The healthcare industry's shift toward improved care coordination and value-based reimbursement is putting demands on lab services to become better integrated with the rest of the care team, both within the hospital and across the health network. A fully integrated lab can go far beyond collecting samples and reporting results to be an active partner in improving care and reducing costs. Here, lab leaders from some of the nation's top institutions share innovative ways to bring lab services beyond its traditional boundaries and into the mainstream of care.

Article highlights:

  • Labs should provide context and interpretive services, not just results.
  • Lab staff can lend insight to the development of analytic tools.
  • Lab leaders can gain insight by shadowing clinicians.

Contributing Lab Leaders

James Nichols

James Nichols

Vanderbilt University School of Medicine

Paula Santach, MD

Paula Santach, M.D.

Mayo Clinic

 

Steven Zibrat

Steven Zibrat

University of Chicago Medicine

 

Diana Kremitske

Diana Kremitske

Geisinger Health System

 

1. Provide interpretive services.

Vanderbilt University School of Medicine, Nashville, has diagnostic management teams (DMTs) that include lab staff who work with clinicians to identify a given diagnosis or track the effectiveness of a treatment. "We can provide value in the laboratory by going beyond just throwing [physicians] a result," said James Nichols, medical director, clinical chemistry and point-of-care testing, at Vanderbilt. "We can provide that interpretation and then help the physician better manage their patient." For example, the lab might perform multiple studies to determine not only whether a patient is anemic, but whether the symptoms are caused by hemoglobin abnormalities, sickle cell disease, or an iron deficiency, and give the care team a comprehensive analytical report.

 

On a total interpretive service

James Nichols

Vanderbilt University School of Medicine

2. Shadow the customers.

"Laboratory leaders and staff can provide better service when they step out of the lab to understand better what their colleagues do all day, said Paula Santrach, M.D., associate professor of laboratory medicine and pathology, and chief quality officer at the Mayo Clinic in Rochester, Minn. "One of the most important things I did in my career was to partner with surgeons and anesthesiologist on a research study and spend three months in the operating room," she said. "It's amazing how that can really build relationships with people, and then they listen to you and request your input." Santrach also headed a task force on converting the clinic to digital radiology. "I was the only person around the table who had no vested interest in looking at images," she said. "I spent a lot of time watching their processes and how they do their work... That was an invaluable experience for me and opened up the door for a lot of other opportunities."

3. Get to know IT.

"The laboratory is producing vast quantities of data that go into a typical EMR or EHR, and with all that data, there's the need to be able to extract relevant parts of it in order to make data-driven decisions about care, about processes, about what you're going to do within your organization to manage the care of your patient population," said Steven Zibrat, manager, laboratories quality improvement at the University of Chicago Medicine. Those who don't work in a lab can have a difficult time interpreting lab data and seeing how it fits into the bigger picture. Zibrat recommends labs assign one of their own to work with IT to help build analytical models. "Without that person, without those tools, we're just sitting on top of a gold mine trying to chip away at it with a toothpick."

 

On interpreting the information

Steven Zibrat

Manager, Laboratories Quality Improvement

University of Chicago Medicine

4. Participate in developing best practices.

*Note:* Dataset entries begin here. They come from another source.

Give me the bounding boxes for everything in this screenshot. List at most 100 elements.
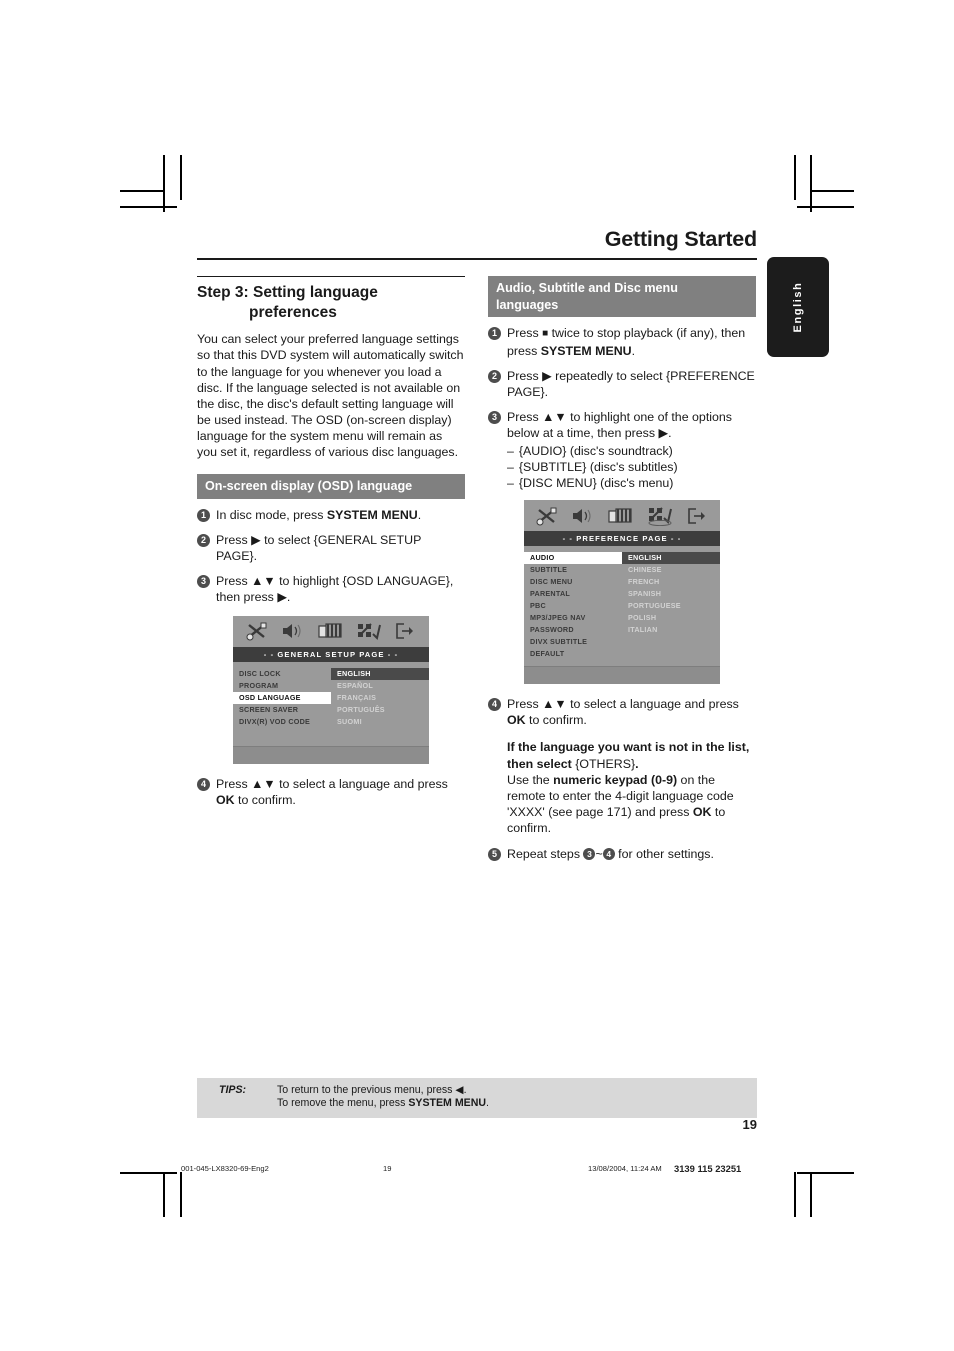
side-tab-label: English (792, 281, 804, 333)
crop-mark-line (180, 155, 182, 200)
crop-mark-line (797, 1172, 854, 1174)
dash-bullet: – (507, 476, 514, 491)
osd-option[interactable]: PORTUGUÊS (331, 704, 429, 716)
crop-mark-line (163, 155, 165, 212)
intro-paragraph: You can select your preferred language s… (197, 332, 464, 460)
osd-menu-item[interactable]: DIVX SUBTITLE (524, 636, 622, 648)
left-column: Step 3: Setting language preferences You… (197, 276, 465, 870)
crop-mark-line (794, 1172, 796, 1217)
osd-footer-bar (524, 665, 720, 684)
osd-menu-item-selected[interactable]: OSD LANGUAGE (233, 691, 331, 704)
step-text-bold: OK (216, 792, 235, 807)
osd-option[interactable]: CHINESE (622, 564, 720, 576)
right-step-1: 1 Press ■ twice to stop playback (if any… (488, 325, 756, 358)
osd-option[interactable]: ITALIAN (622, 624, 720, 636)
step-text-part: Press (216, 532, 252, 547)
step-number: 2 (488, 369, 501, 383)
step-number: 4 (488, 697, 501, 711)
crop-mark-line (120, 190, 164, 192)
others-language-note: If the language you want is not in the l… (488, 739, 756, 836)
osd-option-selected[interactable]: ENGLISH (622, 552, 720, 565)
step-text-part: . (668, 426, 672, 441)
osd-option-list: ENGLISH CHINESE FRENCH SPANISH PORTUGUES… (622, 552, 720, 660)
osd-menu-item[interactable]: SCREEN SAVER (233, 704, 331, 716)
osd-menu-item[interactable]: PBC (524, 600, 622, 612)
osd-option-selected[interactable]: ENGLISH (331, 667, 429, 680)
right-arrow-icon: ▶ (658, 426, 669, 441)
preference-icon (647, 506, 673, 526)
step-number: 3 (197, 575, 210, 589)
osd-menu-item[interactable]: DEFAULT (524, 648, 622, 660)
note-bold: . (635, 756, 639, 771)
header-rule (197, 258, 757, 261)
step-number: 1 (197, 508, 210, 522)
step-text-bold: SYSTEM MENU (540, 343, 632, 358)
note-part: {OTHERS} (575, 756, 636, 771)
osd-panes: AUDIO SUBTITLE DISC MENU PARENTAL PBC MP… (524, 546, 720, 666)
exit-icon (686, 507, 708, 525)
preference-icon (357, 622, 382, 641)
speaker-icon (281, 622, 305, 640)
osd-option[interactable]: FRANÇAIS (331, 692, 429, 704)
step-reference-badge: 4 (602, 847, 615, 860)
osd-menu-item[interactable]: DISC LOCK (233, 668, 331, 680)
list-item: – {AUDIO} (disc's soundtrack) (507, 443, 756, 459)
tools-icon (536, 506, 558, 526)
osd-option-list: ENGLISH ESPAÑOL FRANÇAIS PORTUGUÊS SUOMI (331, 667, 429, 740)
step-text-part: to select a language and press (275, 776, 448, 791)
left-step-1: 1 In disc mode, press SYSTEM MENU. (197, 507, 465, 523)
list-item: – {SUBTITLE} (disc's subtitles) (507, 459, 756, 475)
step-text-part: Press (507, 410, 543, 425)
step3-heading-line2: preferences (249, 304, 337, 322)
osd-menu-item[interactable]: PASSWORD (524, 624, 622, 636)
osd-panes: DISC LOCK PROGRAM OSD LANGUAGE SCREEN SA… (233, 662, 429, 746)
manual-page: Getting Started Step 3: Setting language… (197, 220, 757, 871)
step-number: 5 (488, 847, 501, 861)
osd-menu-item[interactable]: DIVX(R) VOD CODE (233, 716, 331, 728)
step-text-part: Press (216, 776, 252, 791)
step-text: In disc mode, press SYSTEM MENU. (216, 507, 465, 523)
step-text: Repeat steps 3 ~4 for other settings. (507, 846, 756, 862)
section-heading-line1: Audio, Subtitle and Disc menu (496, 281, 678, 296)
right-step-5: 5 Repeat steps 3 ~4 for other settings. (488, 846, 756, 862)
osd-option[interactable]: SPANISH (622, 588, 720, 600)
osd-footer-bar (233, 745, 429, 764)
osd-option[interactable]: SUOMI (331, 716, 429, 728)
osd-menu-item[interactable]: SUBTITLE (524, 564, 622, 576)
exit-icon (394, 622, 416, 640)
list-item: – {DISC MENU} (disc's menu) (507, 475, 756, 491)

At Geisinger Health System in Danville, Pa., lab staff have been instrumental in helping reduce the likelihood that post-surgical patients will need blood transfusions, said Diana Kremitske, vice president of laboratory operations. A lab-affiliated RN meets with both the patient and the surgeon prior to a surgery to work out a care plan that reduces the risk of post-operative anemia. This participation is built into Geisinger's "proven care" models for orthopedic surgeries, and has reduced patients' length of stay and their risk for complications from transfusions."It's a real value-added thing on the inpatient side, and we're starting to migrate that clinical know-how to the outpatient side," Kremitske said.